Risk of net interest margin compression in a rising-rate environment: Deposit interest expense surged from ¥67.4B to ¥216.7B (+¥149.3B), while loan interest income increased by only ¥145.7B, limiting expansion of net interest income. If deposit-rate repricing leads and loan yield improvements lag, margins could narrow and profitability decline.
Risk from low Equity Ratio and insufficient capital cushion: Equity Ratio 5.7% exceeds regulatory domestic standard (4%) but offers limited buffer; unexpected increases in credit costs or market volatility could erode capital, constraining dividend capacity and additional investment. Net Assets ¥4,234.4B (vs. Total Assets ¥7.32T, 5.8%) embody a high-risk structure with leverage of 16.28x.

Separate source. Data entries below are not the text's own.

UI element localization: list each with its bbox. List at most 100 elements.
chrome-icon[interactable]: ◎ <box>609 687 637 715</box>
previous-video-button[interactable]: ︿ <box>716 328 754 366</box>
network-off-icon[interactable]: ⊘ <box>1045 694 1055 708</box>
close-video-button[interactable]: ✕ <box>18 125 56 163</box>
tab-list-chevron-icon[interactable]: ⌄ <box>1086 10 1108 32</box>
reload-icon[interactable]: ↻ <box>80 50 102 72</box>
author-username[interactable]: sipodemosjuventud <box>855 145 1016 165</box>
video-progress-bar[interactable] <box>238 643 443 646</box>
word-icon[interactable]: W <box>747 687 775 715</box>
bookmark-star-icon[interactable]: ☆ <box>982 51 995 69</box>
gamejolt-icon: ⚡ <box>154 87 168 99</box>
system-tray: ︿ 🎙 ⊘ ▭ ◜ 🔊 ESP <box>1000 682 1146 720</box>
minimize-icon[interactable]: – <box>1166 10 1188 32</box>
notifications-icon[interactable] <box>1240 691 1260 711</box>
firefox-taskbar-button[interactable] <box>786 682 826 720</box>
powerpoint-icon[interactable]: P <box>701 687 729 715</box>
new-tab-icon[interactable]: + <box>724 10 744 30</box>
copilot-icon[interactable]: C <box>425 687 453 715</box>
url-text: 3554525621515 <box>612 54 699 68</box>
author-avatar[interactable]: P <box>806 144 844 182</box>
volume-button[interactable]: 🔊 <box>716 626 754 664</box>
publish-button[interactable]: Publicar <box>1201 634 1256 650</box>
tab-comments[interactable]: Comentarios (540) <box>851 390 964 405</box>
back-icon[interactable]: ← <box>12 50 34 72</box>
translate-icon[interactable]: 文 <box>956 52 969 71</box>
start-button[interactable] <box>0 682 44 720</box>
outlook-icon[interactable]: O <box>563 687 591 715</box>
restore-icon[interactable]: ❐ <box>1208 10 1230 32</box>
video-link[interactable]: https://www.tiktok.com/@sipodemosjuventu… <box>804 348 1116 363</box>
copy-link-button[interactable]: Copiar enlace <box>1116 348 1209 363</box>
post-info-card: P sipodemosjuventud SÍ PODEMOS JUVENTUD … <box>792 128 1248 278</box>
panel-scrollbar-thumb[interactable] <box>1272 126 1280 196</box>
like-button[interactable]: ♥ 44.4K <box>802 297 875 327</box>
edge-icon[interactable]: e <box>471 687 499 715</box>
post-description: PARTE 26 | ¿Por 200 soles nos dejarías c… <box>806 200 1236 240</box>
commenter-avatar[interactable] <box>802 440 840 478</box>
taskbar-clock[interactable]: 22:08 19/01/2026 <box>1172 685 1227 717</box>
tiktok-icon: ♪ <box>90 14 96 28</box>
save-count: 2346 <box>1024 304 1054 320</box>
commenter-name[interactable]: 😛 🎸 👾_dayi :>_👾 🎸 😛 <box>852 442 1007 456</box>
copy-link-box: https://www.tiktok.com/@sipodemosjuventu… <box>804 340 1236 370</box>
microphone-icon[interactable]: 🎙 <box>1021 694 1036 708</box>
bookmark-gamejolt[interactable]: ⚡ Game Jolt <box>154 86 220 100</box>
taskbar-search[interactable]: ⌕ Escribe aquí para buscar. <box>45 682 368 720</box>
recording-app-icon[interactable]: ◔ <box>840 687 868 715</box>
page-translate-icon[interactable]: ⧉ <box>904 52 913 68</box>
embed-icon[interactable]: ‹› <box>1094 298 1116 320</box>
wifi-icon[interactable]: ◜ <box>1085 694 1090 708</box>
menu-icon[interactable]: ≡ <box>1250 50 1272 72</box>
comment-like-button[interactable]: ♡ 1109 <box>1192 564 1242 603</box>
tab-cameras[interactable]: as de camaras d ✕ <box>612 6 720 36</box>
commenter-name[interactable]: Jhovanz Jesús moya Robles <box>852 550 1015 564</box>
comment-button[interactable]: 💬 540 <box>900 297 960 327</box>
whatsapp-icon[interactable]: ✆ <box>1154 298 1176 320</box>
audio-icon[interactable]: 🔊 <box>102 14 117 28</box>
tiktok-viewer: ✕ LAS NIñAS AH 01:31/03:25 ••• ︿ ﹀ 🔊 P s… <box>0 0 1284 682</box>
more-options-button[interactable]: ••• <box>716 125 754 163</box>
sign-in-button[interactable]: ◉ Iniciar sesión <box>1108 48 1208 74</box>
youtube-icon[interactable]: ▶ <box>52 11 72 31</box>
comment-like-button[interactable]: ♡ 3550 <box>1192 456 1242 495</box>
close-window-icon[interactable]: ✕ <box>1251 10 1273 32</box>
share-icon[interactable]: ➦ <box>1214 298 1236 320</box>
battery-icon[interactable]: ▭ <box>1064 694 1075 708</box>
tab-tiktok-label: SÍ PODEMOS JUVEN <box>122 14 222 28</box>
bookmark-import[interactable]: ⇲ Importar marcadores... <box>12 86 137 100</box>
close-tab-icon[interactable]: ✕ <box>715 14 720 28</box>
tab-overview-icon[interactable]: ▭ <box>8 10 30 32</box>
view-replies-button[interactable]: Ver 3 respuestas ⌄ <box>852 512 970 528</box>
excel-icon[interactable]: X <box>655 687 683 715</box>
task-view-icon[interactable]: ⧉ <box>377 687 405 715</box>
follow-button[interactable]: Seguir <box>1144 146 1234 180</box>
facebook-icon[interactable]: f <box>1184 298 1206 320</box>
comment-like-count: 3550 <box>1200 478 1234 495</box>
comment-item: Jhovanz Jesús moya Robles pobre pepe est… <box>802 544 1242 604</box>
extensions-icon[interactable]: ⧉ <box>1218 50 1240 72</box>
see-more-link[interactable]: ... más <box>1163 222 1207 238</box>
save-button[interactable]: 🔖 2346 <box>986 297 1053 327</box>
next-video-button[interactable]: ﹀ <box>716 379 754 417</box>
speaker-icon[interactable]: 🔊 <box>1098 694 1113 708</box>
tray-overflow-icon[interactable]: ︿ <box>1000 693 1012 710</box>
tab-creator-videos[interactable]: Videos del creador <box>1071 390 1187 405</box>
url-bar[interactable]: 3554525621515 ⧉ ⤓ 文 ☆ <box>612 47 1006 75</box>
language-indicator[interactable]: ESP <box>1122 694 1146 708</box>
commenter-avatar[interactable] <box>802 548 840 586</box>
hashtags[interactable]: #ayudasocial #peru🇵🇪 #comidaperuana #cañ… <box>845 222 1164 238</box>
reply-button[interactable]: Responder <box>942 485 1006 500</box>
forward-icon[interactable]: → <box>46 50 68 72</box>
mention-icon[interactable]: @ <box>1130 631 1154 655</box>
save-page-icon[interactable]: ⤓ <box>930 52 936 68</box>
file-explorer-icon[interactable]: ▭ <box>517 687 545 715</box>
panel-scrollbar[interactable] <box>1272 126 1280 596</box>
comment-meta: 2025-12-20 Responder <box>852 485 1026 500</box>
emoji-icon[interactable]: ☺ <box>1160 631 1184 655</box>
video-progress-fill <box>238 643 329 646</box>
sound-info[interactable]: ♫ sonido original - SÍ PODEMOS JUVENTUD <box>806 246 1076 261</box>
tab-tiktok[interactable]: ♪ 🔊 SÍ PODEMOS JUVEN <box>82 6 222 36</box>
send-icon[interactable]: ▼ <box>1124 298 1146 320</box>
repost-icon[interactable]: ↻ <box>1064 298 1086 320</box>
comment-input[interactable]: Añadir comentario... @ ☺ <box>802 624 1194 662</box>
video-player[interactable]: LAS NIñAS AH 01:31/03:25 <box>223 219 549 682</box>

Risk from large negative Operating Cash Flow and liquidity: OCF -¥1,378.1B and Free Cash Flow -¥1,488.4B indicate weak cash generation; continued expansion of loans and securities depends on stable deposit funding. Deposit outflows or deterioration in market funding conditions could create liquidity stress, making it difficult to maintain cash and cash equivalents at ¥8,235.9B (prior year -15.8%).
Profitability & Returns
| Metric | Company | Median (IQR) | Delta |
|---|---|---|---|
| Operating Margin | 68.6% | 14.6% (7.2%–39.4%) | +53.9pt |
| Net Profit Margin | 64.7% | 11.9% (7.2%–35.4%) | +52.8pt |
Profitability metrics substantially exceed industry medians, with non-banking segments (Other 58.6% profit margin) boosting overall performance.
Growth & Capital Efficiency
| Metric | Company | Median (IQR) | Delta |
|---|---|---|---|
| Revenue Growth (YoY) | 23.8% | 10.1% (7.3%–12.1%) | +13.8pt |
Revenue growth outperforms the industry median by +13.8pt, driven by loan growth and expansion of fee income.
※ Source: Company aggregation
Ordinary Income +45.1% and ROE 10.0% indicate improved profitability, but rapid increases in interest expense (+¥159.9B) limit upside for net interest margin expansion. Key monitoring point is the progress of loan-rate repricing—whether loan yields improve sufficiently to match deposit-rate increases is critical for sustainability of earnings. Fee income (+¥45.9B) is healthy; monitoring whether diversification of non-interest income continues to alleviate margin pressure is necessary.
Comprehensive Income ¥575.5B far exceeded Net Income ¥423.6B, and valuation items such as deferred hedge gains +¥74.8B and pension remeasurements +¥70.1B contributed to strengthening Net Assets to ¥4,234.4B (+14.0%). Although Equity Ratio 5.7% remains low, accumulation of valuation-based capital is improving regulatory capital cushion. Going forward, the balance between retained earnings accumulation and dividend policy is a focus; if profit growth and capital strengthening proceed together, medium-term scope for dividend increases will expand.
This report was automatically generated by AI analyzing XBRL disclosure data to produce financial analysis content. It is not a recommendation to invest in any specific security. Industry benchmarks are reference information aggregated by the company based on public financial statements. Investment decisions are your own responsibility; please consult experts as necessary before making investment decisions.